Ravenswood: The Steelworkers' victory
By Mary
Owen
RAVENSWOOD: The Steelworkers' Victory & the
Revival of American Labor by Tom Juravich & Kate
Bronfenbrenner. ILR Press, 1999, 296 pages. $29.95.
"When the Ravenswood Aluminum Company locked out 1,700
workers on Oct. 31, 1990, it hardly looked like a big
opportunity for labor," say authors Tom Juravich and Kate
Bronfenbrenner in their new book about this labor struggle in
the United States.
Yet from this inauspicious beginning in West Virginia,
members of Ravenswood Local 5668 and the Steelworkers' Union
developed a fight back that reached around the globe. Their
intrepid battle marked the birth of a new type of strategic
organizing--known as escalation--that helped turn around a
decade of union-busting defeats.
The book movingly chronicles the day-in, day-out dynamics of
a lockout that lasted nearly two years. The book opens with the
death of Jimmy Rider in the summer of 1990--overcome while
working forced overtime with molten aluminum in the plant's
broiling pot rooms.

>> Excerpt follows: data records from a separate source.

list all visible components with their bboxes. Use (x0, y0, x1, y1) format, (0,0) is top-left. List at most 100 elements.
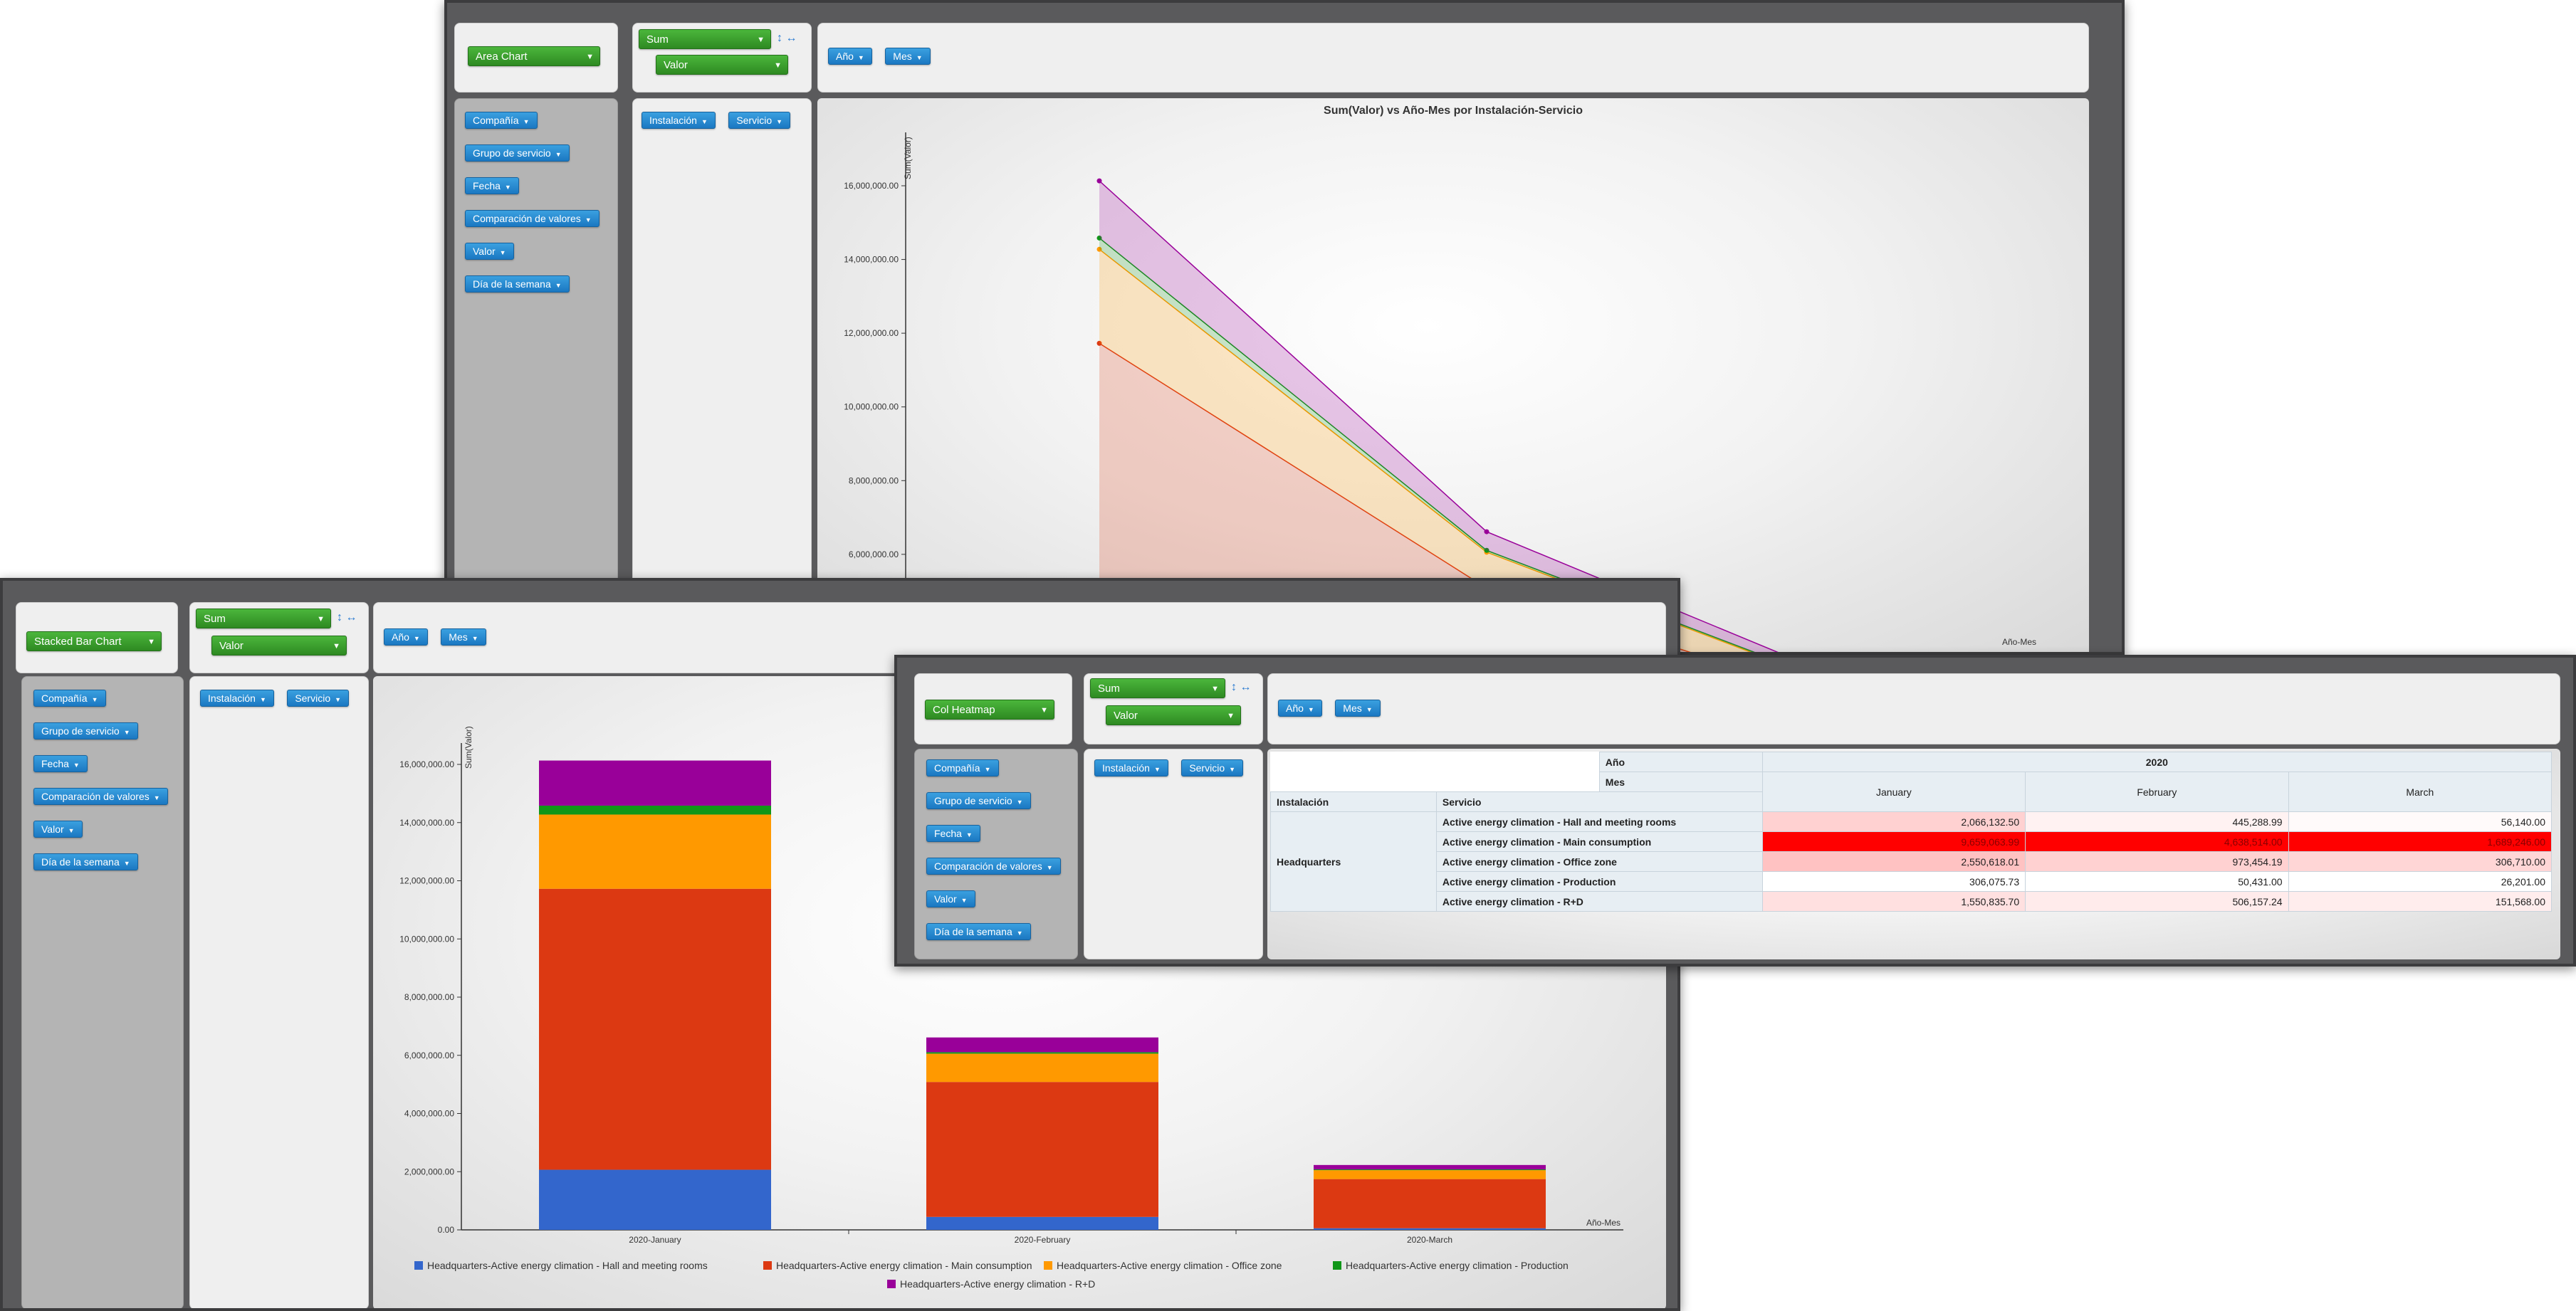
chevron-down-icon: ▼ (333, 642, 340, 651)
attr-servicio-button[interactable]: Servicio ▼ (1181, 759, 1244, 776)
value-cell: 2,550,618.01 (1761, 851, 2026, 872)
attr-fecha-button[interactable]: Fecha ▼ (926, 825, 980, 842)
aggregator-field-label: Valor (219, 640, 244, 652)
aggregator-panel: Sum ▼ ↕ ↔ Valor ▼ (632, 23, 812, 93)
attr-valor-button[interactable]: Valor ▼ (465, 243, 514, 260)
y-tick-label: 12,000,000.00 (399, 876, 454, 886)
bar-segment-series-1 (926, 1216, 1158, 1230)
aggregator-select[interactable]: Sum ▼ (196, 609, 331, 628)
renderer-label: Col Heatmap (933, 704, 995, 716)
attr-dia-semana-button[interactable]: Día de la semana ▼ (33, 853, 138, 870)
attr-grupo-servicio-button[interactable]: Grupo de servicio ▼ (33, 722, 138, 739)
chevron-down-icon: ▼ (586, 53, 594, 61)
attr-comparacion-button[interactable]: Comparación de valores ▼ (465, 210, 600, 227)
sort-icon[interactable]: ↕ ↔ (777, 32, 797, 45)
chevron-down-icon: ▼ (1040, 706, 1048, 715)
attr-mes-button[interactable]: Mes ▼ (885, 48, 931, 65)
attr-mes-button[interactable]: Mes ▼ (1335, 700, 1381, 717)
attr-ano-button[interactable]: Año ▼ (384, 628, 428, 646)
bar-segment-series-3 (539, 814, 771, 889)
value-cell: 973,454.19 (2025, 851, 2289, 872)
attr-valor-button[interactable]: Valor ▼ (926, 890, 975, 907)
bar-segment-series-2 (926, 1082, 1158, 1217)
y-tick-label: 10,000,000.00 (399, 934, 454, 944)
sort-icon[interactable]: ↕ ↔ (337, 611, 357, 624)
service-cell: Active energy climation - Hall and meeti… (1435, 811, 1763, 832)
y-tick-label: 0.00 (438, 1225, 455, 1235)
y-tick-label: 6,000,000.00 (849, 549, 899, 559)
renderer-select[interactable]: Stacked Bar Chart ▼ (26, 631, 162, 651)
area-chart-window: Area Chart ▼ Sum ▼ ↕ ↔ Valor ▼ Año ▼ Mes ▼ Co… (444, 0, 2125, 655)
chevron-down-icon: ▼ (147, 638, 155, 646)
attr-fecha-button[interactable]: Fecha ▼ (465, 177, 519, 194)
renderer-select[interactable]: Col Heatmap ▼ (925, 700, 1054, 720)
attr-instalacion-button[interactable]: Instalación ▼ (642, 112, 716, 129)
service-cell: Active energy climation - Main consumpti… (1435, 831, 1763, 852)
aggregator-select[interactable]: Sum ▼ (639, 29, 771, 49)
value-cell: 4,638,514.00 (2025, 831, 2289, 852)
legend-swatch (1044, 1261, 1052, 1270)
table-row: Active energy climation - Production 306,… (1271, 871, 2553, 892)
heatmap-window: Col Heatmap ▼ Sum ▼ ↕ ↔ Valor ▼ Año ▼ Mes ▼ C… (894, 655, 2576, 967)
renderer-label: Stacked Bar Chart (34, 636, 122, 648)
renderer-panel: Area Chart ▼ (454, 23, 618, 93)
value-cell: 1,689,246.00 (2288, 831, 2553, 852)
month-header: March (2288, 772, 2553, 812)
bar-segment-series-1 (539, 1169, 771, 1230)
attr-dia-semana-button[interactable]: Día de la semana ▼ (465, 275, 570, 293)
attr-comparacion-button[interactable]: Comparación de valores ▼ (926, 858, 1061, 875)
attr-ano-button[interactable]: Año ▼ (828, 48, 872, 65)
aggregator-field-select[interactable]: Valor ▼ (656, 55, 788, 75)
attr-grupo-servicio-button[interactable]: Grupo de servicio ▼ (926, 792, 1031, 809)
attr-comparacion-button[interactable]: Comparación de valores ▼ (33, 788, 168, 805)
y-tick-label: 6,000,000.00 (404, 1051, 454, 1060)
x-tick-label: 2020-January (629, 1235, 681, 1245)
legend-label: Headquarters-Active energy climation - O… (1057, 1260, 1282, 1271)
aggregator-field-select[interactable]: Valor ▼ (211, 636, 347, 656)
y-tick-label: 2,000,000.00 (404, 1167, 454, 1176)
col-attr-month-label: Mes (1598, 772, 1763, 792)
row-attr-instalacion-label: Instalación (1270, 791, 1437, 812)
attr-compania-button[interactable]: Compañía ▼ (465, 112, 538, 129)
service-cell: Active energy climation - Office zone (1435, 851, 1763, 872)
y-axis-label: Sum(Valor) (464, 726, 473, 769)
y-tick-label: 4,000,000.00 (404, 1109, 454, 1119)
attr-valor-button[interactable]: Valor ▼ (33, 821, 83, 838)
aggregator-panel: Sum ▼ ↕ ↔ Valor ▼ (1084, 673, 1263, 744)
col-attr-year-label: Año (1598, 752, 1763, 772)
row-attr-servicio-label: Servicio (1435, 791, 1763, 812)
aggregator-label: Sum (1098, 683, 1120, 695)
attr-instalacion-button[interactable]: Instalación ▼ (1094, 759, 1168, 776)
attr-ano-button[interactable]: Año ▼ (1278, 700, 1322, 717)
attr-grupo-servicio-button[interactable]: Grupo de servicio ▼ (465, 144, 570, 162)
aggregator-panel: Sum ▼ ↕ ↔ Valor ▼ (189, 602, 369, 673)
y-tick-label: 8,000,000.00 (849, 475, 899, 485)
row-attributes-panel: Instalación ▼ Servicio ▼ (1084, 749, 1263, 959)
attr-servicio-button[interactable]: Servicio ▼ (728, 112, 791, 129)
attr-servicio-button[interactable]: Servicio ▼ (287, 690, 350, 707)
bar-segment-series-5 (1314, 1164, 1546, 1170)
x-tick-label: 2020-February (1015, 1235, 1071, 1245)
attr-fecha-button[interactable]: Fecha ▼ (33, 755, 88, 772)
sort-icon[interactable]: ↕ ↔ (1231, 681, 1251, 694)
year-header: 2020 (1761, 752, 2553, 772)
legend-label: Headquarters-Active energy climation - R… (900, 1278, 1095, 1290)
table-row: Headquarters Active energy climation - Ha… (1270, 811, 2553, 912)
attr-instalacion-button[interactable]: Instalación ▼ (200, 690, 274, 707)
y-tick-label: 8,000,000.00 (404, 992, 454, 1002)
aggregator-field-select[interactable]: Valor ▼ (1106, 705, 1241, 725)
attr-compania-button[interactable]: Compañía ▼ (33, 690, 106, 707)
renderer-select[interactable]: Area Chart ▼ (468, 46, 600, 66)
legend-swatch (763, 1261, 772, 1270)
table-row: Active energy climation - R+D 1,550,835.7… (1271, 891, 2553, 912)
chart-title: Sum(Valor) vs Año-Mes por Instalación-Se… (1324, 105, 1583, 117)
y-tick-label: 12,000,000.00 (844, 328, 899, 338)
aggregator-field-label: Valor (1114, 710, 1138, 722)
bar-segment-series-1 (1314, 1228, 1546, 1230)
bar-segment-series-2 (1314, 1179, 1546, 1228)
aggregator-select[interactable]: Sum ▼ (1090, 678, 1225, 698)
attr-mes-button[interactable]: Mes ▼ (441, 628, 486, 646)
attr-dia-semana-button[interactable]: Día de la semana ▼ (926, 923, 1031, 940)
attr-compania-button[interactable]: Compañía ▼ (926, 759, 999, 776)
bar-segment-series-3 (1314, 1170, 1546, 1179)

His death and several others were a brutal
sign of how things would go under new owners who bought the
plant from Kaiser Aluminum.
Next came the ominous erection of a virtual fortress around
the factory--complete with barbed wire and security
goons--followed by the Oct. 31 lockout of the workers when
their contract ended. Many were middle aged and had been at the
plant their entire working lives. As with numerous strikes and
lockouts before--from the PATCO air traffic controllers to
Hormel, Phelps Dodge, International Paper and others--the
company hired scabs to "permanently replace" the workers. Or so
they thought.
But this lockout would be different, Juravich and
Bronfenbrenner explain. Faced with seemingly insurmountable
odds Local 5668, and eventually the Steelworkers international
union, launched an innovative battle against the filthy-rich,
multinational conglomerate bent on breaking the union. The
workers, with a militant history of fighting concessions,
dubbed the plant "Fort RAC." Bolstered by community and labor
support, they made good their vow to last "one day longer" than
the company.
The book details every aspect of the campaign. Some workers
followed trucks delivering scab aluminum to "end users" like
Budweiser and Coca Cola so they could pressure them to stop
buying from RAC. They leafleted the Super Bowl and Kentucky
Derby to alert consumers. Women workers from the plant and
family members of locked-out workers formed a Women's Support
Group that played a crucial role in keeping the struggle
going.
Fort Unity was constructed near the union office to welcome
solidarity delegations. Younger workers got involved. Lock ed
out workers who had never left West Virginia flew to Europe to
meet with unionists and exert international economic pressure
on the global company.
And the Steelworkers targeted Mark Rich--known as "Aluminum
Finger" among his competitors in the cutthroat world of metals
trading--costing him huge deals in Venezuela and
Czechoslovakia. Rich was a profit-hungry U.S. billionaire
wanted on tax evasion charges who was ruining RAC workers'
lives from his Swiss hideout.
The union's Mark Rich "wanted" poster became a trademark of
the campaign, which kept going and going until the company was
finally forced back to the table to bargain a decent
settlement.
The authors criticize the Steelworkers international union
for waiting five months before getting involved. But once the
international took RAC on, they point out, the union stayed
with the struggle until the workers marched triumphantly back
through the plant gates on June 29, 1992.
Above all, Ravenswood sensitively portrays the transforming
impact of a labor struggle on the workers themselves--the
hardships, the tough decisions, and growing solidarity that
fuels their will to struggle. "A labor dispute can be almost
the beginning of your life, in some ways," the book quotes
Marge Flanigan of the Women's Support Committee as saying.
In a replay of the RAC struggle, workers at Kaiser Aluminum
plants have been locked out since January of this year. But now
the Ravenswood workers are right there to support them, telling
their story and sharing their experiences. Since they went back
to work, RAC workers have also donated $160,000 to support
other striking and locked-out workers, including a recent
$3,700 donation to Kaiser workers.
Ravenswood gives an honest, inspiring look at how such
solidarity is forged and how to build it in the future.